Une seule et même réalité

 

À la question du matin de Pâques : « Pourquoi cherchez-vous le Vivant parmi les morts ? » succède maintenant cette interrogation similaire : « Pourquoi restez-vous là à regarder vers le ciel ? » Il ne s’agit plus pour les fidèles de spéculer sur les mystères divins. Ils ont mieux et plus urgent à vivre : ils sont appelés à garder les pieds sur terre, se retrousser les manches, se serrer les coudes et bien voir autour d’eux les plus petits de ce monde pour reconnaître et servir en eux Celui dont ils reçoivent tout, le Christ qui donne la vie, qui donne sa vie. C’est la théologie de l’enfouissement au cœur des réalités rudes de tout un chacun. Gardons-nous des estrades ou des tribunes. Nous sommes attendus ailleurs. Là où Christ lui-même fut « élevé ». Élevé, ainsi qu’être réveillé, ce sont les termes théologiques, techniques, pour dire la Résurrection dans le Nouveau Testament. Or, « élevé » au-dessus de la terre, le Christ Jésus ne l’a jamais été davantage que sur la Croix au Golgotha. C’est là son trône de gloire. Quand il affronte et renverse la souffrance et la mort. Comprenons-nous bien : La Croix, Pâques, l’Ascension et Pentecôte même, ce sont là une seule et même réalité. La mort est désormais vaincue pour que la vie de tous soit toujours possible. Oui, à bien lire l’Évangile, c’est aussi sur la Croix que Jésus « remet son Esprit », en un ultime souffle. Sur la Croix encore que, les mains clouées étendues, il nous bénit tous pour les siècles des siècles. Son exaltation paradoxale est en cet abaissement, ce don radical de sa vie.
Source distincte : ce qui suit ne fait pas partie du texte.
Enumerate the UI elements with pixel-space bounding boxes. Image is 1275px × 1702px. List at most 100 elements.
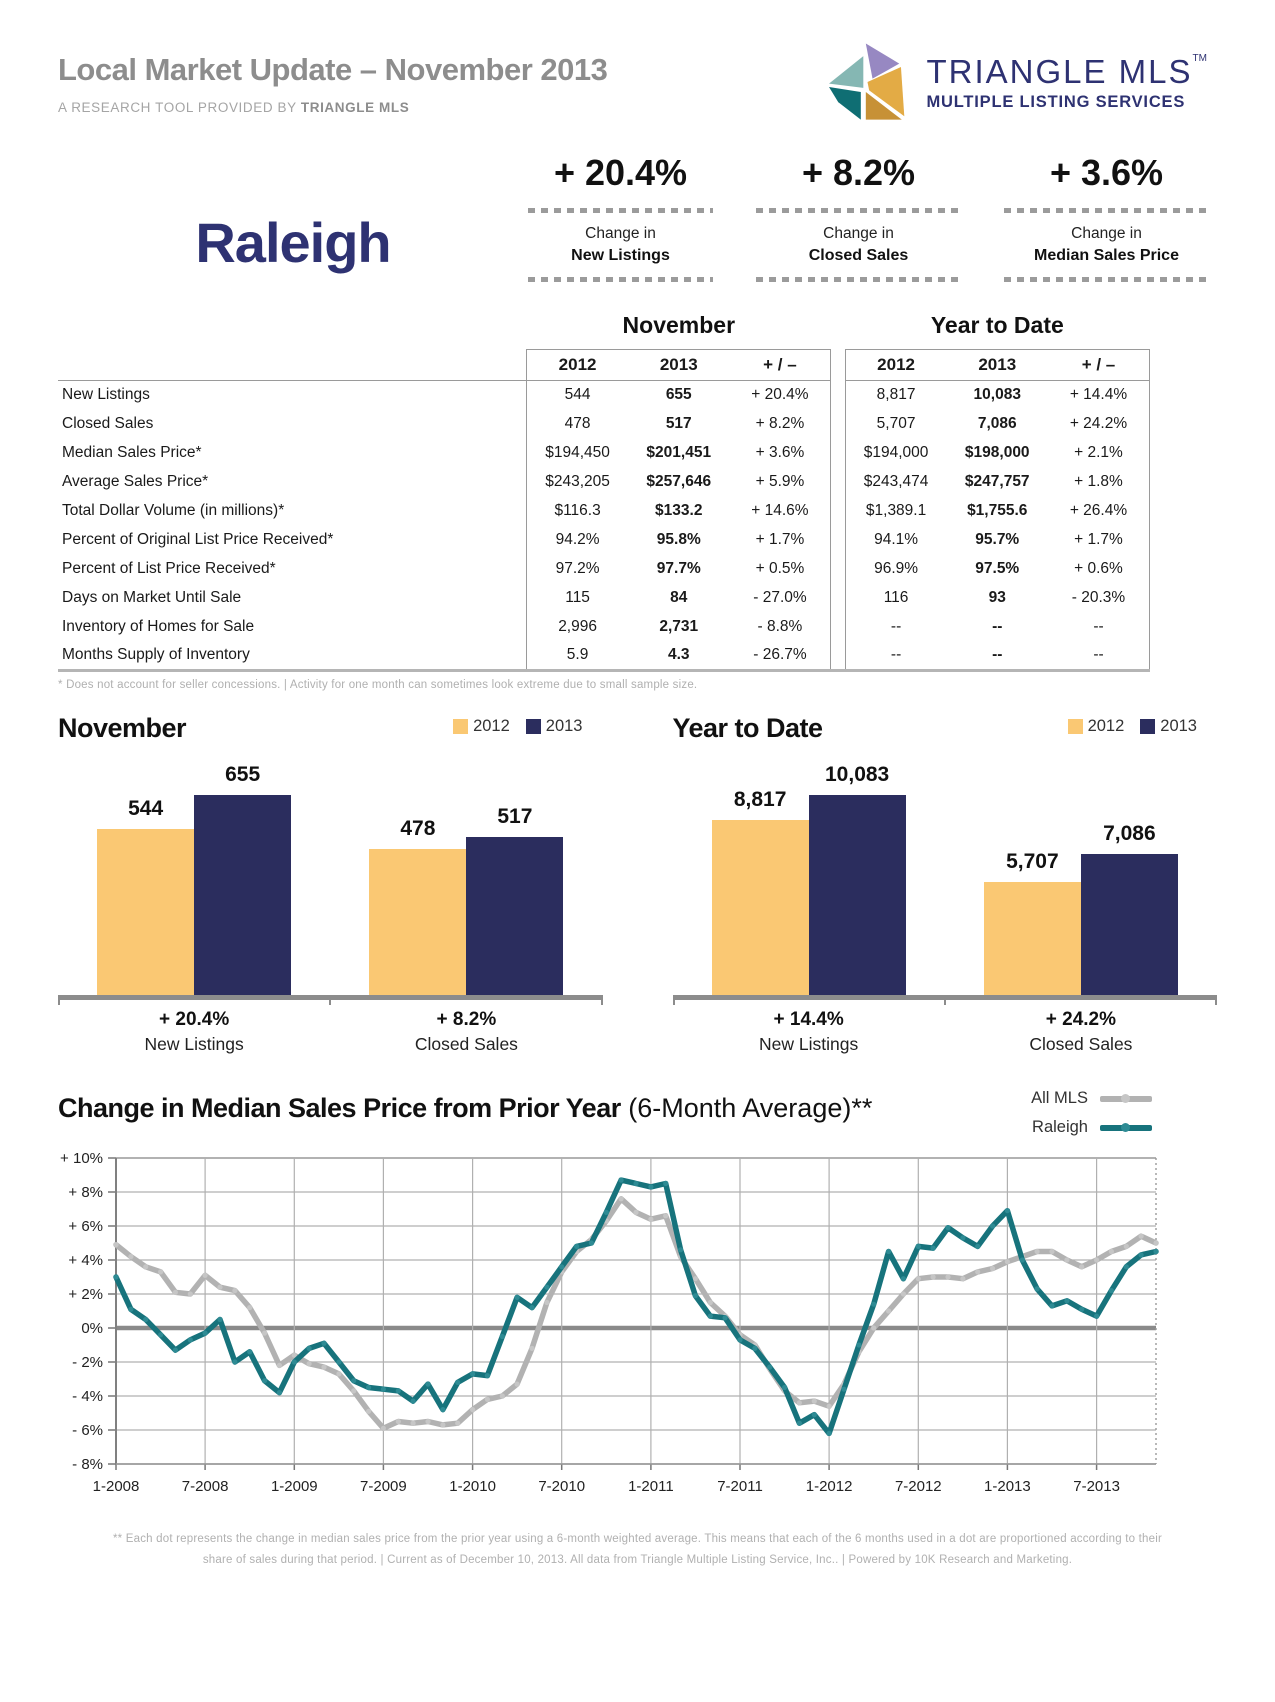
ytd-2013-value: $1,755.6: [967, 502, 1028, 519]
row-label: Percent of Original List Price Received*: [62, 531, 334, 548]
dashed-divider: [528, 208, 713, 213]
ytd-2012-value: --: [844, 641, 947, 672]
table-row: Closed Sales 478 517 + 8.2% 5,707 7,086 …: [58, 409, 1150, 439]
bar-value-label: 655: [225, 763, 261, 786]
bar-rect: [369, 849, 467, 995]
x-axis: [672, 995, 1217, 1005]
subtitle: A RESEARCH TOOL PROVIDED BY TRIANGLE MLS: [58, 100, 607, 115]
legend-item-All-MLS: All MLS: [1031, 1089, 1152, 1108]
bar-chart-captions: + 20.4% New Listings + 8.2% Closed Sales: [58, 1005, 603, 1055]
bar-2013: 10,083: [808, 763, 906, 995]
row-label: Closed Sales: [62, 415, 154, 432]
bar-rect: [711, 820, 809, 995]
bar-group-category: Closed Sales: [1029, 1034, 1133, 1054]
svg-text:+ 2%: + 2%: [68, 1286, 103, 1303]
logo-text: TRIANGLE MLSTM MULTIPLE LISTING SERVICES: [926, 53, 1207, 112]
svg-text:1-2012: 1-2012: [806, 1478, 853, 1495]
legend-item-Raleigh: Raleigh: [1031, 1118, 1152, 1137]
bar-2012: 544: [97, 797, 195, 995]
table-row: Average Sales Price* $243,205 $257,646 +…: [58, 467, 1150, 497]
nov-change-value: + 5.9%: [729, 467, 832, 497]
bar-rect: [983, 882, 1081, 995]
stat-metric: Median Sales Price: [1034, 247, 1179, 264]
table-row: Months Supply of Inventory 5.9 4.3 - 26.…: [58, 641, 1150, 672]
stat-caption: Change in: [585, 225, 656, 242]
nov-2013-value: $201,451: [646, 444, 712, 461]
svg-text:1-2008: 1-2008: [93, 1478, 140, 1495]
bar-value-label: 544: [128, 797, 164, 820]
bar-group: 478 517: [330, 805, 602, 995]
ytd-change-value: + 2.1%: [1047, 438, 1150, 468]
table-row: Percent of List Price Received* 97.2% 97…: [58, 554, 1150, 584]
nov-change-value: + 3.6%: [729, 438, 832, 468]
ytd-2013-value: --: [946, 641, 1048, 672]
subtitle-prefix: A RESEARCH TOOL PROVIDED BY: [58, 100, 301, 115]
legend-label: Raleigh: [1032, 1118, 1088, 1136]
row-label: New Listings: [62, 386, 150, 404]
table-row: Percent of Original List Price Received*…: [58, 525, 1150, 555]
table-row: Days on Market Until Sale 115 84 - 27.0%…: [58, 583, 1150, 613]
ytd-2012-value: $1,389.1: [844, 496, 947, 526]
nov-change-value: + 14.6%: [729, 496, 832, 526]
dashed-divider: [756, 208, 961, 213]
row-label: Median Sales Price*: [62, 444, 202, 461]
line-chart-title: Change in Median Sales Price from Prior …: [58, 1093, 1217, 1124]
legend-swatch: [525, 719, 541, 734]
column-header: + / –: [1047, 349, 1150, 381]
column-header: 2013: [628, 349, 730, 381]
bar-group-change: + 20.4%: [159, 1009, 230, 1030]
ytd-bar-chart: Year to Date 2012 2013 8,817 10,083 5,707…: [672, 713, 1218, 1055]
november-bar-chart: November 2012 2013 544 655 478 517: [58, 713, 603, 1055]
bar-chart-captions: + 14.4% New Listings + 24.2% Closed Sale…: [673, 1005, 1218, 1055]
row-label: Average Sales Price*: [62, 473, 209, 490]
stat-box: + 20.4% Change in New Listings: [528, 152, 713, 282]
ytd-2013-value: 93: [988, 589, 1006, 606]
bar-2013: 7,086: [1080, 822, 1178, 995]
ytd-2012-value: 96.9%: [844, 554, 947, 584]
bar-value-label: 7,086: [1103, 822, 1156, 845]
svg-text:7-2009: 7-2009: [360, 1478, 407, 1495]
bar-chart-title: November: [58, 713, 187, 743]
line-chart-plot: + 10% + 8% + 6% + 4% + 2% 0% - 2% - 4% - 6% - 8% 1…: [58, 1146, 1217, 1503]
nov-2012-value: $116.3: [526, 496, 629, 526]
report-page: Local Market Update – November 2013 A RE…: [0, 43, 1275, 1570]
svg-text:+ 4%: + 4%: [68, 1252, 103, 1269]
ytd-change-value: + 0.6%: [1047, 554, 1150, 584]
bar-value-label: 5,707: [1006, 850, 1059, 873]
bar-group-caption: + 24.2% Closed Sales: [945, 1009, 1217, 1055]
bar-chart-header: Year to Date 2012 2013: [673, 713, 1218, 757]
table-section: November Year to Date 2012 2013 + / –2012 2…: [58, 312, 1217, 691]
column-header: 2013: [946, 349, 1048, 381]
legend-swatch: [1140, 719, 1156, 734]
nov-2013-value: 517: [665, 415, 692, 432]
column-header: + / –: [729, 349, 832, 381]
legend-item-2013: 2013: [525, 717, 583, 736]
ytd-change-value: + 24.2%: [1047, 409, 1150, 439]
ytd-change-value: + 1.8%: [1047, 467, 1150, 497]
stat-caption: Change in: [823, 225, 894, 242]
table-footnote: * Does not account for seller concession…: [58, 679, 698, 691]
market-name: Raleigh: [195, 211, 391, 274]
svg-text:0%: 0%: [81, 1320, 103, 1337]
svg-text:+ 6%: + 6%: [68, 1218, 103, 1235]
ytd-2012-value: 116: [844, 583, 947, 613]
legend-item-2013: 2013: [1140, 717, 1197, 736]
column-header: 2012: [526, 349, 629, 381]
bar-charts-row: November 2012 2013 544 655 478 517: [58, 713, 1217, 1055]
legend-line-swatch: [1100, 1094, 1152, 1103]
table-group-header-row: November Year to Date: [58, 312, 1150, 350]
svg-text:7-2011: 7-2011: [717, 1478, 763, 1495]
svg-text:1-2011: 1-2011: [628, 1478, 674, 1495]
bar-group-category: New Listings: [144, 1034, 244, 1054]
logo-tagline: MULTIPLE LISTING SERVICES: [926, 92, 1186, 111]
svg-text:- 8%: - 8%: [72, 1456, 103, 1473]
table-group-november: November: [622, 312, 736, 338]
nov-change-value: + 8.2%: [729, 409, 832, 439]
stat-boxes: + 20.4% Change in New Listings + 8.2% Ch…: [528, 152, 1217, 282]
stat-value: + 8.2%: [801, 152, 916, 193]
bar-group: 5,707 7,086: [945, 822, 1217, 995]
bar-group-change: + 8.2%: [436, 1009, 497, 1030]
nov-2013-value: 95.8%: [656, 531, 701, 548]
stat-value: + 3.6%: [1049, 152, 1164, 193]
ytd-2013-value: --: [992, 618, 1003, 635]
Christ est ressuscité à l’instant absolu de sa kénose, comme disent les théologiens. Ou, pour le dire plus simplement, en se « vidant » de toute divinité, en renonçant à toute religiosité, Christ est tout à la fois le Crucifié-Ressuscité. Être disciples de ce Jésus-là, dans un temps toujours pétri de peurs et plus encore flétri d’égoïsme, c’est nous tenir devant Dieu dans un monde sans Dieu et pourtant terriblement religieux d’idoles en tous genres. Se  tenir devant Dieu c’est être auprès de celles et ceux qui sont à la peine en gardant pour eux la petite flamme fragile de la joie imprenable.

 


Source : Coordination nationale évangélisation – Formation, Église protestante unie de France. Notes bibliques et prédications.